Als proeuropäische Partei, die in der europäischen Parteienfamilie fest verankert ist, haben
wir für die Bezirksverordnetenversammlungen die EU-Bürger*innen im Blick, denn sie dürfen
hier mitstimmen. Berlin ist mit Herz und Seele eine europäische und internationale
Metropole, die für Frieden und Freiheit steht. Wir stehen an der Seite der Menschen in der
Ukraine, im sogenannten Nahen Osten, im Sudan, in Syrien und den vielen weiteren
Konfliktherden und Kriegen und sorgen dafür, dass die, die vor Krieg und Verfolgung fliehen
mussten, in Berlin eine neue Heimat finden. Die universellen und unteilbaren Menschenrechte
sind Anspruch und Maßstab unserer Politik. Das ist unsere Verantwortung aus der Geschichte
heraus und als Stadt der Freiheit.
Die großen Metropolen in Europa und der Welt leben vor, wie man eine Großstadt ökologisch,
sozial, weltoffen und fit für die Zukunft macht. Bevor die Rückschrittskoalition die Uhren
zurückgedreht hat, war Berlin selbst noch führend in der Welt mit dabei. Jetzt schauen wir
sehnsüchtig nach Paris, Seoul oder New York, denn sie brechen auf in eine sichere und
lebenswerte Zukunft. Diese Zukunft wollen wir auch für Berlin!

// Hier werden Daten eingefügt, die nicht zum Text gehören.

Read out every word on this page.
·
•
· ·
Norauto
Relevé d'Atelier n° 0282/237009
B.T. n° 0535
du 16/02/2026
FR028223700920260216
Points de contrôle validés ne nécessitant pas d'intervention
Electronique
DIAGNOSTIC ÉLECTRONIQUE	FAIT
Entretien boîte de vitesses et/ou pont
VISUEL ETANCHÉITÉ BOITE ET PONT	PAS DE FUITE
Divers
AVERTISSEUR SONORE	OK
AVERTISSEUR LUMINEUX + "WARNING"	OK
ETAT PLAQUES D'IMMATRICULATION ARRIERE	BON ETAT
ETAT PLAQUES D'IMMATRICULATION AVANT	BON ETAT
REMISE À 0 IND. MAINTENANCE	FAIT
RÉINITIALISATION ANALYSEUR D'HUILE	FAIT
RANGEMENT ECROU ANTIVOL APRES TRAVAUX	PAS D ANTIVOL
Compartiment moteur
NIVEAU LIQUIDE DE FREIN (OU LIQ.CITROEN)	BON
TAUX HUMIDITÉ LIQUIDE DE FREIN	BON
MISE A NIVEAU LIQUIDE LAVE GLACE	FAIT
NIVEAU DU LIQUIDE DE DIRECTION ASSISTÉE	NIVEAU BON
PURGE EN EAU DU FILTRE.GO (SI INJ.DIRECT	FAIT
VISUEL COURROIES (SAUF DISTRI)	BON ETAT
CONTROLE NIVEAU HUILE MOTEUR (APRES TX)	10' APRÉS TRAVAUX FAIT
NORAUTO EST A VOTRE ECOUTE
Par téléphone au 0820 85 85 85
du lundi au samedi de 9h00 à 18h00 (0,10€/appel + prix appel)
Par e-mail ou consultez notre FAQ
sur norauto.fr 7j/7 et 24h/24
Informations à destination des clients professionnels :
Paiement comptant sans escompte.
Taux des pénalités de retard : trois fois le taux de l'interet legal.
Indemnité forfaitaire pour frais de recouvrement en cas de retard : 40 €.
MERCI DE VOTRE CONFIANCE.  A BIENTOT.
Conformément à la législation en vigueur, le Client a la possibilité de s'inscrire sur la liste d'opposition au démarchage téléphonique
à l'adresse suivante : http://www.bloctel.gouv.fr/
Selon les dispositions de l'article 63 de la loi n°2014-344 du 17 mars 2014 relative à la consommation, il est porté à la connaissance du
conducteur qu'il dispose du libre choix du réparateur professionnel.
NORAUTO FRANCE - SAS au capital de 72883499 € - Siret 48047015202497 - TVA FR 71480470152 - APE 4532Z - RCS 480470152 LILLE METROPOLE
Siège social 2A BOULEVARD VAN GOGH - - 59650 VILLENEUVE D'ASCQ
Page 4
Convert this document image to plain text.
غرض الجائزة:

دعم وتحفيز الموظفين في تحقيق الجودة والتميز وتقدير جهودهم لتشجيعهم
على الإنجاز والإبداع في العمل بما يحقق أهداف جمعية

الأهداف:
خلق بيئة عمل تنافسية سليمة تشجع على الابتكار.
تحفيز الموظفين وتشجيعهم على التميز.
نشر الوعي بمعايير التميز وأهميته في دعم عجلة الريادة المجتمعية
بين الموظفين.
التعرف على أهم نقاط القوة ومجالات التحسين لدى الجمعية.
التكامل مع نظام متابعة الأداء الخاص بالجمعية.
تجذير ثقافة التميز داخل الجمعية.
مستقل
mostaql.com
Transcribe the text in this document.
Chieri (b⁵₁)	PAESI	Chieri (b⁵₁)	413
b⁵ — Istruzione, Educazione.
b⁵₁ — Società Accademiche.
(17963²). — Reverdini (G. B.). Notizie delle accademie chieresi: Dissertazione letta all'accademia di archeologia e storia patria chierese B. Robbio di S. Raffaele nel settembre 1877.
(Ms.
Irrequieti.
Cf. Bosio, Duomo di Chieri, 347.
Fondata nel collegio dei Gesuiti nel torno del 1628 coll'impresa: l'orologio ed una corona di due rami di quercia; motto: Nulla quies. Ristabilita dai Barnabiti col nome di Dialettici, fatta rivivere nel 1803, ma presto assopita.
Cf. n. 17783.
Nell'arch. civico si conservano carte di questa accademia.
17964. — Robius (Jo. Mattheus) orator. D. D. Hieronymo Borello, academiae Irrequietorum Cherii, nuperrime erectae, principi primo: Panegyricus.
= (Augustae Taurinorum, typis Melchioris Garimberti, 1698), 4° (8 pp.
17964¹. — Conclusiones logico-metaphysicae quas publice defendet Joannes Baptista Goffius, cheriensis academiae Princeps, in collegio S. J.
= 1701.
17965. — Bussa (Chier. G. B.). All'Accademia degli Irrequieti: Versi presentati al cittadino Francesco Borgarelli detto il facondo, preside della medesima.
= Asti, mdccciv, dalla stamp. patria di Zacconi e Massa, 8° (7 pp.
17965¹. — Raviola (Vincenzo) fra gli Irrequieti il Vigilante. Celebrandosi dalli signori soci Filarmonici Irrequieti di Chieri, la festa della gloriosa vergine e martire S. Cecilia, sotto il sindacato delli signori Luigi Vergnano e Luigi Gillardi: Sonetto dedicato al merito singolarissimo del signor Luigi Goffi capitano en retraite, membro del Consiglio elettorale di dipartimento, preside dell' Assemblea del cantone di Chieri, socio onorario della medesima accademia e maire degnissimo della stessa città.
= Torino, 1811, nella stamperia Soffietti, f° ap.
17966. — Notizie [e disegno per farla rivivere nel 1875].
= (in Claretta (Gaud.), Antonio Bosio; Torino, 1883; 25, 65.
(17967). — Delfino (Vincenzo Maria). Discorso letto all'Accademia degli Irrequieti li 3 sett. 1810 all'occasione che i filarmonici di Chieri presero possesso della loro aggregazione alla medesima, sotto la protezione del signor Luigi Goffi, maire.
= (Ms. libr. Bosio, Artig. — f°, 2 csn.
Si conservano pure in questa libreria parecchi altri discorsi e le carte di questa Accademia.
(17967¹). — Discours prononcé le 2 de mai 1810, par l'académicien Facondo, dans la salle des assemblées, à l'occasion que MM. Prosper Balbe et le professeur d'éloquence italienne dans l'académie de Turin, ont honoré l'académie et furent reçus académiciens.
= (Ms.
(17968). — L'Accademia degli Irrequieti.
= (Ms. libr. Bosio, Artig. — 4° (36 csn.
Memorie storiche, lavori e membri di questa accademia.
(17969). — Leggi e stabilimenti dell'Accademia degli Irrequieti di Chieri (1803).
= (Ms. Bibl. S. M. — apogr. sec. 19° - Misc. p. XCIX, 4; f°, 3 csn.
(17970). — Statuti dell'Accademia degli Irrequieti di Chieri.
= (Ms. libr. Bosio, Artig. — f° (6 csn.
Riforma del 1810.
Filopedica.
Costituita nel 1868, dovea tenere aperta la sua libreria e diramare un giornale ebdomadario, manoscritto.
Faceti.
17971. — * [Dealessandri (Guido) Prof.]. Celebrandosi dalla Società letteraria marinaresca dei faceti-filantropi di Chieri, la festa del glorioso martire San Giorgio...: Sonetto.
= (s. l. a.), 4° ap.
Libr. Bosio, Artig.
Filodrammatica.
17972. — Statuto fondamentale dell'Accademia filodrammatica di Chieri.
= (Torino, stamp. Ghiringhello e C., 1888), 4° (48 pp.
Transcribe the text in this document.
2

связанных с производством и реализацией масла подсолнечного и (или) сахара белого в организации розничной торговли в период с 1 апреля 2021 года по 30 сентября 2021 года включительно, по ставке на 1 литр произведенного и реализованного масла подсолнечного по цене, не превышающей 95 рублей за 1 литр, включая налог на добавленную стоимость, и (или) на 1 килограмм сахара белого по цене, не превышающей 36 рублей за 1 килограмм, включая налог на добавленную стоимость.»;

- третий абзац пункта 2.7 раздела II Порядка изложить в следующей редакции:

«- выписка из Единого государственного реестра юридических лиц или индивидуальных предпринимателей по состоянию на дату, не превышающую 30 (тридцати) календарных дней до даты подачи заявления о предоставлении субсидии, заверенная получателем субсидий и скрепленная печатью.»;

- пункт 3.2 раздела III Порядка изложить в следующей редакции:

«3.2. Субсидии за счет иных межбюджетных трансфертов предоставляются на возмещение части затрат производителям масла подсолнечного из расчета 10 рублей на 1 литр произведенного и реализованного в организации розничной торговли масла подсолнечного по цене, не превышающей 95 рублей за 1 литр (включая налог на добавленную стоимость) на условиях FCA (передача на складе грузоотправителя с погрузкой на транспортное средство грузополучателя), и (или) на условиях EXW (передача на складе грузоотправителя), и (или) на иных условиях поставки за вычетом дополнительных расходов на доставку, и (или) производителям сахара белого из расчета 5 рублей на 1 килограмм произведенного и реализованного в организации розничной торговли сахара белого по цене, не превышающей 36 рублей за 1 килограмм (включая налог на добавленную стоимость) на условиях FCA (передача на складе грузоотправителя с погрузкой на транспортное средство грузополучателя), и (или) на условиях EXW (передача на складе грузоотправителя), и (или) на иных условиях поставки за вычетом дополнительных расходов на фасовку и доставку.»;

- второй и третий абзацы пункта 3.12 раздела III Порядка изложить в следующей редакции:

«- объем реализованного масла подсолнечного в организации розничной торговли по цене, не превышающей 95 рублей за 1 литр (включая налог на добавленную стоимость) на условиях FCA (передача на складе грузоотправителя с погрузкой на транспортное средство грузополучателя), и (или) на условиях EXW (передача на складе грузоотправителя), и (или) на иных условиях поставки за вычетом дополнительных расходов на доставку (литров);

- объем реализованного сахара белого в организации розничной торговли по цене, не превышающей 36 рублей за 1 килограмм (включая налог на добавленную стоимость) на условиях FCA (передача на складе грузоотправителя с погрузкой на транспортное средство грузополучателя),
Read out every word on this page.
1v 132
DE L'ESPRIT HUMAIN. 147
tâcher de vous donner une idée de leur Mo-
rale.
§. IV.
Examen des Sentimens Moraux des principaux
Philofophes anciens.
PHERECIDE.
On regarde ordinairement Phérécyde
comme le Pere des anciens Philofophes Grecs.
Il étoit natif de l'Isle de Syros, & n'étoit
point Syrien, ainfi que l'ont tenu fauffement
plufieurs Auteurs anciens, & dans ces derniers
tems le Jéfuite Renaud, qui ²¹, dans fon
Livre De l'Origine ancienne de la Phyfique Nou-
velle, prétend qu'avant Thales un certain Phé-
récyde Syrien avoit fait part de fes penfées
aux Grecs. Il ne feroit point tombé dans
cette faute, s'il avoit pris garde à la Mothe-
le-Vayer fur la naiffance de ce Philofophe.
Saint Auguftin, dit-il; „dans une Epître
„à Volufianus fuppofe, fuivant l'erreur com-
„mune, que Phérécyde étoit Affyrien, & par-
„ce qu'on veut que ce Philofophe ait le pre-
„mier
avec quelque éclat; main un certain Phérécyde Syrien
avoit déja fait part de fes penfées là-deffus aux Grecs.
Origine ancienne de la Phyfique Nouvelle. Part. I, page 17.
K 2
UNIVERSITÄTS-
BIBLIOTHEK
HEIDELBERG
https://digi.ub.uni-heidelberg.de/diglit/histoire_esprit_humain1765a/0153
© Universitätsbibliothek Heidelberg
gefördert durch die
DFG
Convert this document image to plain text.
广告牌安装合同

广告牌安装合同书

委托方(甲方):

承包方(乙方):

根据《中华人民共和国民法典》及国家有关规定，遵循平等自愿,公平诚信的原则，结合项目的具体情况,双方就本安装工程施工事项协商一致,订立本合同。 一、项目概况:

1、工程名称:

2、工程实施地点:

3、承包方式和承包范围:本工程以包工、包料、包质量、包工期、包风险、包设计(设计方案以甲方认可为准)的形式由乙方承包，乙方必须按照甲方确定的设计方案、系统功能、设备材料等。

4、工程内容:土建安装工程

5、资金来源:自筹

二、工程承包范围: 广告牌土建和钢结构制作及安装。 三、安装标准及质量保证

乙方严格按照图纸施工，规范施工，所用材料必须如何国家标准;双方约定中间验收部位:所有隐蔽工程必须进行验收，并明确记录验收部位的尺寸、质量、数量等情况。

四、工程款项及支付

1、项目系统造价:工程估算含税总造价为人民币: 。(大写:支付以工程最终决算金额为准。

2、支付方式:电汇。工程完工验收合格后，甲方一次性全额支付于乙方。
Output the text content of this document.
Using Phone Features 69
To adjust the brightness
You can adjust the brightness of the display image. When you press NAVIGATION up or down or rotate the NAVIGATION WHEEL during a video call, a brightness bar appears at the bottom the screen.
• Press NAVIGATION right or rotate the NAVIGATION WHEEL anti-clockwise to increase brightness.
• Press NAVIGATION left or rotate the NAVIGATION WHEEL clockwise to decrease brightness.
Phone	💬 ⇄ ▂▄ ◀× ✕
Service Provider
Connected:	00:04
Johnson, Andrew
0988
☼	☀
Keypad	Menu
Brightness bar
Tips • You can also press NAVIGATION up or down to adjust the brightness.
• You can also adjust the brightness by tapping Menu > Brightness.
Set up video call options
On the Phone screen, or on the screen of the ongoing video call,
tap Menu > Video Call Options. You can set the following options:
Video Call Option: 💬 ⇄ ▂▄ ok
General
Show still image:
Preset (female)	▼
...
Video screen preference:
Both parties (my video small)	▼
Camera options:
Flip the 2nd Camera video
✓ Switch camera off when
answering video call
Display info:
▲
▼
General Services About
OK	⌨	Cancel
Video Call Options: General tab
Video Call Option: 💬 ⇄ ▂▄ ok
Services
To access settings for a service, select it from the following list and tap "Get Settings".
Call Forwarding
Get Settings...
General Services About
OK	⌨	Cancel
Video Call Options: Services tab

Bei der Wahl zum Abgeordnetenhaus und für die zwölf Bezirksverordnetenversammlungen am 20.
September 2026 steht genau das zur Abstimmung: grün statt grau. Zukunft statt Rückschritt.
Realismus statt Symbolpolitik. Optimismus statt Mutlosigkeit.Schwarz-Rot macht eine Politik
gegen die Menschen dieser Stadt, wir dagegen wollen mit den Berliner*innen gemeinsam
anpacken und Berlin für sie lebenswerter machen.
Dafür brauchen wir Sie, dafür brauchen wir dich.